Bio: Victoria Aracri DeRoche is a novelist, Reiki practitioner, and former restaurateur whose work explores the psychic undercurrents of memory, trauma, and feminine truth. Her writing is shaped by a decade in the food service industry and a life-changing period of inner excavation that began when her restaurant, Nota Bene, closed during the COVID-19 pandemic.

What started as personal writing became something deeper—an act of remembering, releasing, and reclaiming. During this time, Victoria was diagnosed with Waldenstrom Macroglobinemia, a rare blood cancer. Undergoing treatment gave her clarity, urgency, and an unwavering commitment to her voice.

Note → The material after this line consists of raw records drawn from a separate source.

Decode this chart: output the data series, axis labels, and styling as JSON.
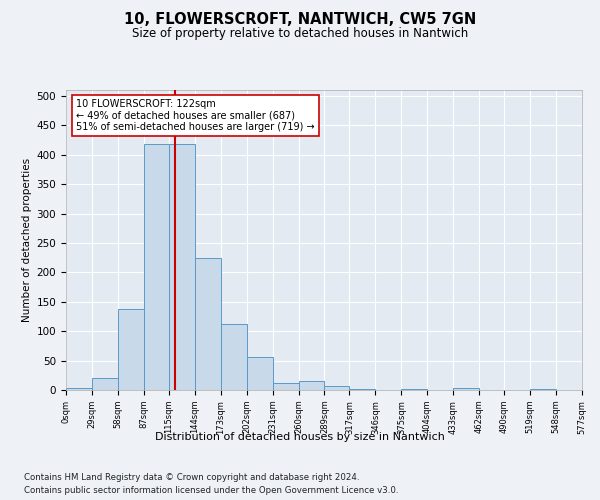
{
  "title1": "10, FLOWERSCROFT, NANTWICH, CW5 7GN",
  "title2": "Size of property relative to detached houses in Nantwich",
  "xlabel": "Distribution of detached houses by size in Nantwich",
  "ylabel": "Number of detached properties",
  "bin_edges": [
    0,
    29,
    58,
    87,
    115,
    144,
    173,
    202,
    231,
    260,
    289,
    317,
    346,
    375,
    404,
    433,
    462,
    490,
    519,
    548,
    577
  ],
  "bar_heights": [
    3,
    21,
    138,
    418,
    418,
    225,
    113,
    56,
    12,
    15,
    7,
    1,
    0,
    2,
    0,
    3,
    0,
    0,
    1,
    0
  ],
  "bar_color": "#c8d9ea",
  "bar_edge_color": "#5a9ac8",
  "property_size": 122,
  "vline_color": "#cc0000",
  "annotation_line1": "10 FLOWERSCROFT: 122sqm",
  "annotation_line2": "← 49% of detached houses are smaller (687)",
  "annotation_line3": "51% of semi-detached houses are larger (719) →",
  "annotation_box_color": "#ffffff",
  "annotation_box_edge": "#cc0000",
  "ylim": [
    0,
    510
  ],
  "yticks": [
    0,
    50,
    100,
    150,
    200,
    250,
    300,
    350,
    400,
    450,
    500
  ],
  "footer1": "Contains HM Land Registry data © Crown copyright and database right 2024.",
  "footer2": "Contains public sector information licensed under the Open Government Licence v3.0.",
  "bg_color": "#eef2f7",
  "plot_bg_color": "#e4eaf2"
}
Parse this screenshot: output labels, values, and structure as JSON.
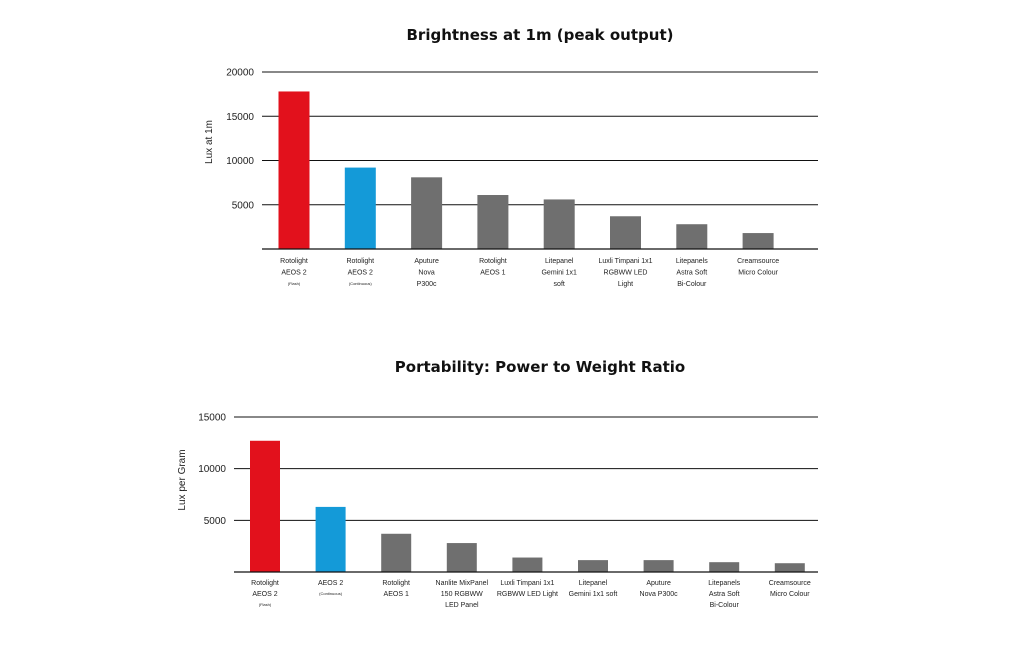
{
  "chart_data": [
    {
      "type": "bar",
      "title": "Brightness at 1m (peak output)",
      "xlabel": "",
      "ylabel": "Lux at 1m",
      "ylim": [
        0,
        20000
      ],
      "yticks": [
        5000,
        10000,
        15000,
        20000
      ],
      "grid": true,
      "categories": [
        {
          "lines": [
            "Rotolight",
            "AEOS 2"
          ],
          "note": "(Flash)"
        },
        {
          "lines": [
            "Rotolight",
            "AEOS 2"
          ],
          "note": "(Continuous)"
        },
        {
          "lines": [
            "Aputure",
            "Nova",
            "P300c"
          ]
        },
        {
          "lines": [
            "Rotolight",
            "AEOS 1"
          ]
        },
        {
          "lines": [
            "Litepanel",
            "Gemini 1x1",
            "soft"
          ]
        },
        {
          "lines": [
            "Luxli Timpani 1x1",
            "RGBWW LED",
            "Light"
          ]
        },
        {
          "lines": [
            "Litepanels",
            "Astra Soft",
            "Bi-Colour"
          ]
        },
        {
          "lines": [
            "Creamsource",
            "Micro Colour"
          ]
        }
      ],
      "values": [
        17800,
        9200,
        8100,
        6100,
        5600,
        3700,
        2800,
        1800
      ],
      "colors": [
        "#e2111c",
        "#149ad8",
        "#6f6f6f",
        "#6f6f6f",
        "#6f6f6f",
        "#6f6f6f",
        "#6f6f6f",
        "#6f6f6f"
      ]
    },
    {
      "type": "bar",
      "title": "Portability: Power to Weight Ratio",
      "xlabel": "",
      "ylabel": "Lux per Gram",
      "ylim": [
        0,
        15000
      ],
      "yticks": [
        5000,
        10000,
        15000
      ],
      "grid": true,
      "categories": [
        {
          "lines": [
            "Rotolight",
            "AEOS 2"
          ],
          "note": "(Flash)"
        },
        {
          "lines": [
            "AEOS 2"
          ],
          "note": "(Continuous)"
        },
        {
          "lines": [
            "Rotolight",
            "AEOS 1"
          ]
        },
        {
          "lines": [
            "Nanlite MixPanel",
            "150 RGBWW",
            "LED Panel"
          ]
        },
        {
          "lines": [
            "Luxli Timpani 1x1",
            "RGBWW LED Light"
          ]
        },
        {
          "lines": [
            "Litepanel",
            "Gemini 1x1 soft"
          ]
        },
        {
          "lines": [
            "Aputure",
            "Nova P300c"
          ]
        },
        {
          "lines": [
            "Litepanels",
            "Astra Soft",
            "Bi-Colour"
          ]
        },
        {
          "lines": [
            "Creamsource",
            "Micro Colour"
          ]
        }
      ],
      "values": [
        12700,
        6300,
        3700,
        2800,
        1400,
        1150,
        1150,
        950,
        850
      ],
      "colors": [
        "#e2111c",
        "#149ad8",
        "#6f6f6f",
        "#6f6f6f",
        "#6f6f6f",
        "#6f6f6f",
        "#6f6f6f",
        "#6f6f6f",
        "#6f6f6f"
      ]
    }
  ]
}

She began formal writing study in 2020, taking classes with Matt Cricchio and short fiction workshops with Susan Hankla at the VMFA Studio School. Her first unpublished novel, Blue Hour, earned her the Michael Kenneth Smith Fellowship at The Porches. She continues to write and revise with her long-standing writing group.

Victoria lives in Richmond, Virginia, where she has resided since 1989, surrounded by her two adult children, their partners, her husband, and a spectacular granddaughter named Gia. When not writing, she can be found cooking, gardening, entertaining, meditating, or walking with her Goldendoodle, Ruben. She practices Reiki on those she loves—including her three cats—and believes in the quiet power of energy, storytelling, and grace.

Her debut novel, Bones of the Moth, is a literary meditation on silence, survival, and the invisible legacies passed down through blood and bone.

In the waning days of World War II, as Germany’s cities smolder and loyalties fracture, one family’s legacy is on the verge of exposure. Bones of the Moth is a historical novel that traces three generations of the Vogel family through secrets, betrayals, and a reckoning that begins when a little girl witnesses the truth behind her grandmother’s death.

Set in postwar Heidelberg, the story follows Rebecca Vogel, an American expatriate married into a family complicit in Nazi war profiteering. When her mother-in-law dies under suspicious circumstances, Rebecca must choose between protecting her children and confronting the man she suspects is capable of murder—her father-in-law, Roland Vogel. As the OSS closes in on Roland’s black market operation, Rebecca’s husband returns from the front, and their youngest daughter, Dolores, begins exhibiting strange behaviors that point to an unspoken trauma. What unfolds is part gothic inheritance drama, part espionage puzzle, culminating in a quiet revenge years in the making.

Bones of the Moth will appeal to readers of Anthony Doerr’s All the Light We Cannot See and Chris Bohjalian’s The Light in the Ruins—readers who value intimate human drama set against sweeping historical consequence. The novel explores postwar identity, moral cowardice, and how violence echoes through generations.